- Excellent GPU performance
- Lower power consumption as compared to Trinity
- Low price platform
- Piledriver architecture
- Enhanced Turbo Core Technology
- Lower price as compared to Intel counterparts
- Decent performance increment over Trinity
- So-so CPU performance
- Higher power consumption as compared to Intel counterparts
So that brings us to the final words but first, let me put out a couple of things. The Richland desktop APUs are not necessarily developed to take on the computing world. They are more like a mild refresh to last year’s Trinity and their main aim is to keep consumers occupied until AMD prepares Kaveri APUs (with Steamroller CPU cores and GCN GPUs) comes out because that’ll be something big.
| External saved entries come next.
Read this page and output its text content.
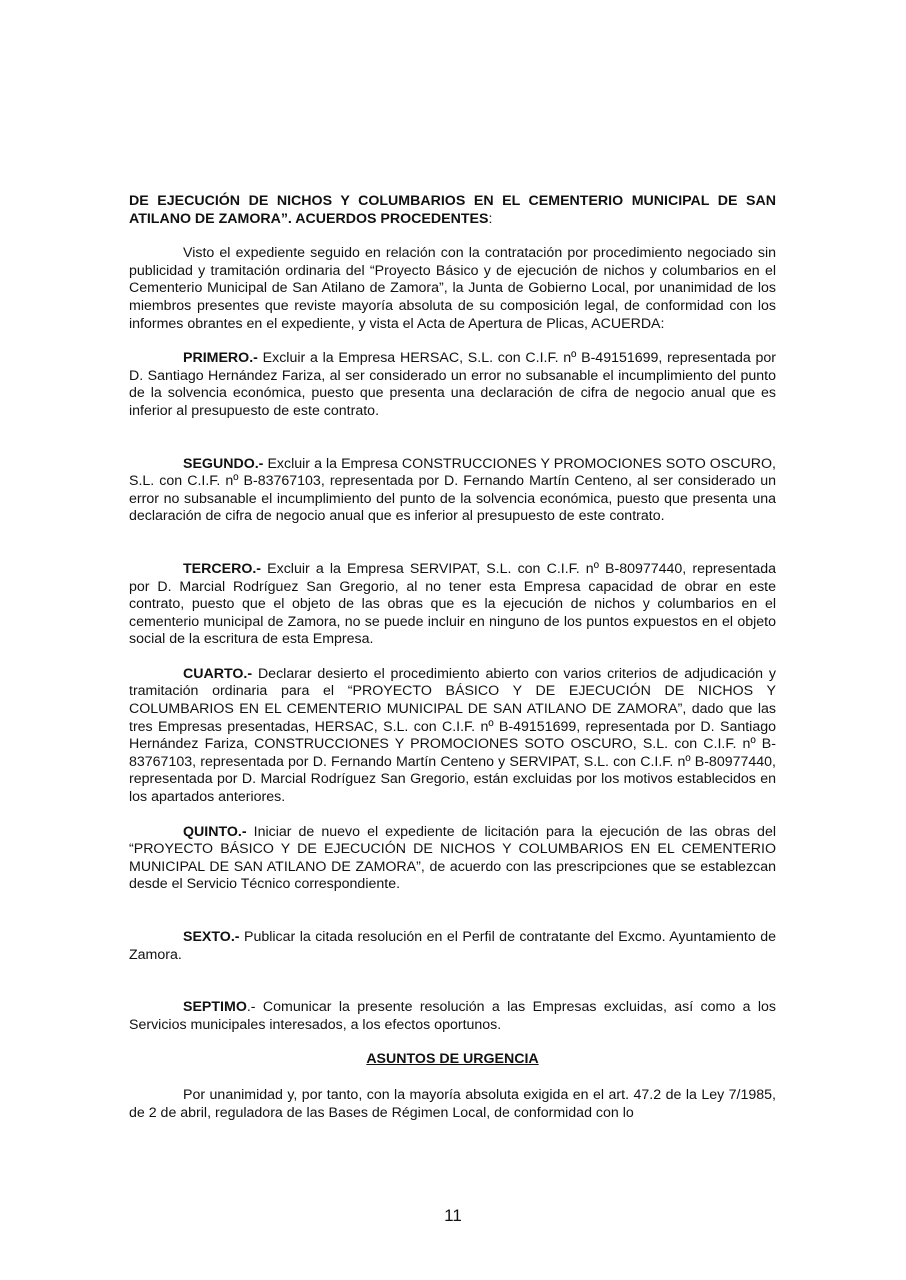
DE EJECUCIÓN DE NICHOS Y COLUMBARIOS EN EL CEMENTERIO MUNICIPAL DE SAN ATILANO DE ZAMORA”. ACUERDOS PROCEDENTES:

Visto el expediente seguido en relación con la contratación por procedimiento negociado sin publicidad y tramitación ordinaria del “Proyecto Básico y de ejecución de nichos y columbarios en el Cementerio Municipal de San Atilano de Zamora”, la Junta de Gobierno Local, por unanimidad de los miembros presentes que reviste mayoría absoluta de su composición legal, de conformidad con los informes obrantes en el expediente, y vista el Acta de Apertura de Plicas, ACUERDA:

PRIMERO.- Excluir a la Empresa HERSAC, S.L. con C.I.F. nº B-49151699, representada por D. Santiago Hernández Fariza, al ser considerado un error no subsanable el incumplimiento del punto de la solvencia económica, puesto que presenta una declaración de cifra de negocio anual que es inferior al presupuesto de este contrato.

SEGUNDO.- Excluir a la Empresa CONSTRUCCIONES Y PROMOCIONES SOTO OSCURO, S.L. con C.I.F. nº B-83767103, representada por D. Fernando Martín Centeno, al ser considerado un error no subsanable el incumplimiento del punto de la solvencia económica, puesto que presenta una declaración de cifra de negocio anual que es inferior al presupuesto de este contrato.

TERCERO.- Excluir a la Empresa SERVIPAT, S.L. con C.I.F. nº B-80977440, representada por D. Marcial Rodríguez San Gregorio, al no tener esta Empresa capacidad de obrar en este contrato, puesto que el objeto de las obras que es la ejecución de nichos y columbarios en el cementerio municipal de Zamora, no se puede incluir en ninguno de los puntos expuestos en el objeto social de la escritura de esta Empresa.

CUARTO.- Declarar desierto el procedimiento abierto con varios criterios de adjudicación y tramitación ordinaria para el “PROYECTO BÁSICO Y DE EJECUCIÓN DE NICHOS Y COLUMBARIOS EN EL CEMENTERIO MUNICIPAL DE SAN ATILANO DE ZAMORA”, dado que las tres Empresas presentadas, HERSAC, S.L. con C.I.F. nº B-49151699, representada por D. Santiago Hernández Fariza, CONSTRUCCIONES Y PROMOCIONES SOTO OSCURO, S.L. con C.I.F. nº B-83767103, representada por D. Fernando Martín Centeno y SERVIPAT, S.L. con C.I.F. nº B-80977440, representada por D. Marcial Rodríguez San Gregorio, están excluidas por los motivos establecidos en los apartados anteriores.

QUINTO.- Iniciar de nuevo el expediente de licitación para la ejecución de las obras del “PROYECTO BÁSICO Y DE EJECUCIÓN DE NICHOS Y COLUMBARIOS EN EL CEMENTERIO MUNICIPAL DE SAN ATILANO DE ZAMORA”, de acuerdo con las prescripciones que se establezcan desde el Servicio Técnico correspondiente.

SEXTO.- Publicar la citada resolución en el Perfil de contratante del Excmo. Ayuntamiento de Zamora.

SEPTIMO.- Comunicar la presente resolución a las Empresas excluidas, así como a los Servicios municipales interesados, a los efectos oportunos.

ASUNTOS DE URGENCIA

Por unanimidad y, por tanto, con la mayoría absoluta exigida en el art. 47.2 de la Ley 7/1985, de 2 de abril, reguladora de las Bases de Régimen Local, de conformidad con lo

11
Now coming to the performance of new APUs, they offer marginal performance improvements in both CPU and GPU intensive tasks. It’s nothing big as compared to Trinity but it’s surely noticeable. And all of that comes with slightly less power consumption. AMD has done a lot of software and firmware level work to optimize the performance versus power consumption ratio of the Trinity. It is quite notable that how AMD is still optimizing last ounces of performance from the ageing 32nm architecture and they are able to do it successfully.
Richland’s GPU performance is still considerably better than Intel’s Haswell desktop parts. All the desktop Haswell parts come with GT2 class graphics at most. However, if Intel starts shipping desktop processors with GT3 or GT3e class graphics than AMD’s new Richland APUs will be in quite a lot of trouble.
All in all, AMD’s new APUs are really great options for HTPCs or mid-range gaming systems (even if you want to put discrete graphics). However, upgrading from Trinity to these new APUs might not be a really wise decision.